The more than two-year effort by the vintners association to achieve support from the county's nearly 300 wineries with tasting room sales for paying the extra 1% tax-like fee on all California direct-to-consumer sales, ended on Oct. 28.
More than 85 wineries and tasting rooms — 45 in Lompoc alone — opposed the "Santa Barbara County Wine Preserve" tax assessment, according to winemaker David deLaski, of Solminer in Los Olivos.
Of those, a group of more than 60 vintners largely organized by Kate Griffith of Flying Goat Cellars, organized in early October as "The Santa Barbara Wine Country Coalition" to collectively petition against the assessment's passage, which was estimated by the vintners association to boost the local wine industry's marketing budget by more than $1 million annually.
"...we asked for a raise of hands of vintners who oppose the bid to show that it was not supported by the majority. We showed 85 wineries publicly opposed the BID and many more were staying neutral," deLaski said, describing the tone of the effort to appeal to the Lompoc City Council and the vintners association. "All Lompoc wineries were opted out as well. That left a minority of wineries who would be signing the petition."
Vintners Association CEO Alison Laslett, who was not available for comment, announced that the initiative had been dropped in an email notice to vintners on Oct. 29.
"In recent weeks, it has become apparent, most notably through a threatened lawsuit, that this process is dividing our community," she wrote. "This was never our intent; therefore, the Santa Barbara Vintners will no longer lead the charge to form the Wine Preserve."
For the assessment to have passed, a majority buy-in from county vintners as well as city councils across Santa Barbara County would have been crucial for the required approval by the Board of Supervisors. But that didn't happen.
In a 5-0 vote, the Lompoc City Council on Oct. 20 preemptively rejected to opt-in should the proposed assessment be passed in Santa Barbara County. The ruling distanced the city's more than 60 wineries from participating in the vintners association's business dealings afforded by the assessment should it later pass.
"It was hard to support an organization that I was not a member of, putting a tax on my customers and our city," said local winemaker Brandon Bridge, referring to the design of the tax assessment which would have been imposed on all eligible County vintners whether they were a member of the vintners association or not.
The light of transparency and inclusion can be harsh and unpleasant, but it would have avoided this public fiasco.
"I was not confident all regions and members would be treated equitable, and, ultimately, it didn’t seem fair to small producers," he said.
Paired with the backing of an outside lobbying organization, the Howard Jarvis Taxpayers Association, deLaski said the wine coalition also disseminated a petition that gained traction – and signatures – within the local wine community that was presented as a resolution to both the Lompoc City Council and the vintners association.

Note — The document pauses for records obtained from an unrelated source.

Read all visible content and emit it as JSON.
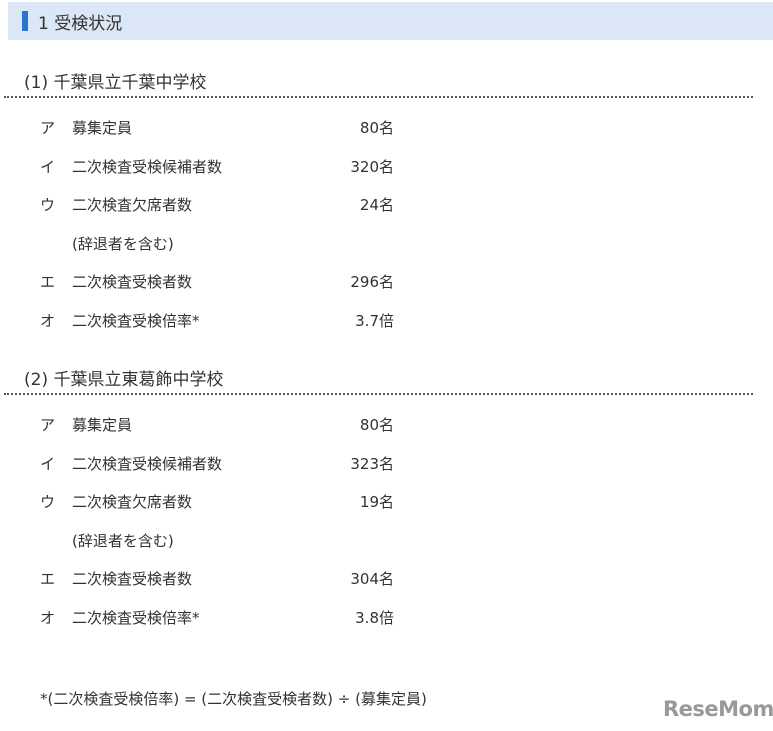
{
  "header": {
    "title": "1 受検状況"
  },
  "sections": [
    {
      "title": "(1)  千葉県立千葉中学校",
      "rows": [
        {
          "k": "ア",
          "l": "募集定員",
          "v": "80名"
        },
        {
          "k": "イ",
          "l": "二次検査受検候補者数",
          "v": "320名"
        },
        {
          "k": "ウ",
          "l": "二次検査欠席者数",
          "v": "24名"
        },
        {
          "k": "",
          "l": "(辞退者を含む)",
          "v": ""
        },
        {
          "k": "エ",
          "l": "二次検査受検者数",
          "v": "296名"
        },
        {
          "k": "オ",
          "l": "二次検査受検倍率*",
          "v": "3.7倍"
        }
      ]
    },
    {
      "title": "(2)  千葉県立東葛飾中学校",
      "rows": [
        {
          "k": "ア",
          "l": "募集定員",
          "v": "80名"
        },
        {
          "k": "イ",
          "l": "二次検査受検候補者数",
          "v": "323名"
        },
        {
          "k": "ウ",
          "l": "二次検査欠席者数",
          "v": "19名"
        },
        {
          "k": "",
          "l": "(辞退者を含む)",
          "v": ""
        },
        {
          "k": "エ",
          "l": "二次検査受検者数",
          "v": "304名"
        },
        {
          "k": "オ",
          "l": "二次検査受検倍率*",
          "v": "3.8倍"
        }
      ]
    }
  ],
  "note": "*(二次検査受検倍率) = (二次検査受検者数) ÷ (募集定員)",
  "logo": "ReseMom"
}
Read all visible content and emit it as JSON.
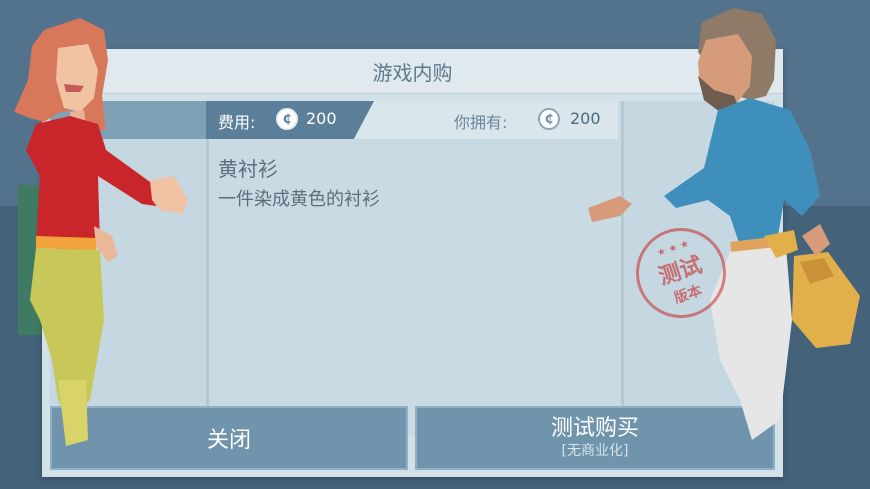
{
  "dialog": {
    "title": "游戏内购"
  },
  "price": {
    "label": "费用:",
    "value": "200",
    "coin_icon": "coin-icon"
  },
  "owned": {
    "label": "你拥有:",
    "value": "200",
    "coin_icon": "coin-icon"
  },
  "item": {
    "name": "黄衬衫",
    "description": "一件染成黄色的衬衫"
  },
  "buttons": {
    "close_label": "关闭",
    "buy_label": "测试购买",
    "buy_sublabel": "[无商业化]"
  },
  "stamp": {
    "main": "测试",
    "sub": "版本"
  },
  "colors": {
    "background": "#4d6b86",
    "button": "#6f94ab",
    "stamp_red": "#c82828"
  }
}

"No one threatened a lawsuit," deLaski said. "My understanding is that the Jarvis Taxpayers Association wrote the County a letter and stated their view that the [Wine Preserve] constituted an illegal tax. For this reason their suggestion was the county should not collect it. It was a fairly boilerplate response by Jarvis that they send to potential BIDs that are trying to assess like fees."
Extrapolated from the petition, the language opposing the 1% assessment reasoned that the use of a weighted vote system which was based on the sales of each winery throughout the County would "not fairly represent our collective desire as a wine community." It had been estimated that of the 300 wineries involved, 80% of sales were made by 80 wineries, which would only require a handful of the top grossing direct-to-consumer wineries to constitute a 51% majority, thus the passage of the wine assessment.
The petition also argued that 46% of the projected $1 million annual gross would be applied to administrative costs such as salaries, overhead and reserves rather than marketing.
"The failure of the [Wine Preserve] was a coup for our customers, as they will not be paying an extra 1% wine tax," said Griffith, noting that Flying Goat Cellars had been a member of the vintners association since 2002, but dropped the membership this year.
"My husband, Norm Yost, and I even served on the board," Griffith said. "We dropped our membership this year because we could not support the direction of a leadership hell-bent on a [Wine Preserve], at the expense of more pressing issues."
She said that in all the effort spent to move the assessment forward, the vintners association at an urgent time failed to communicate to the wine world that Santa Barbara wine country "was not ablaze or damaged by smoke taint this year," resulting in a missed opportunity to advocate for the region.
"Unfortunately, the world will never know that this has been a great vintage for many of us because they think we have suffered the plight of northern California," Griffith said. "Ironically, many Napa Valley vintners have been buying up [Santa Barbara County] surplus fruit to compensate for their losses."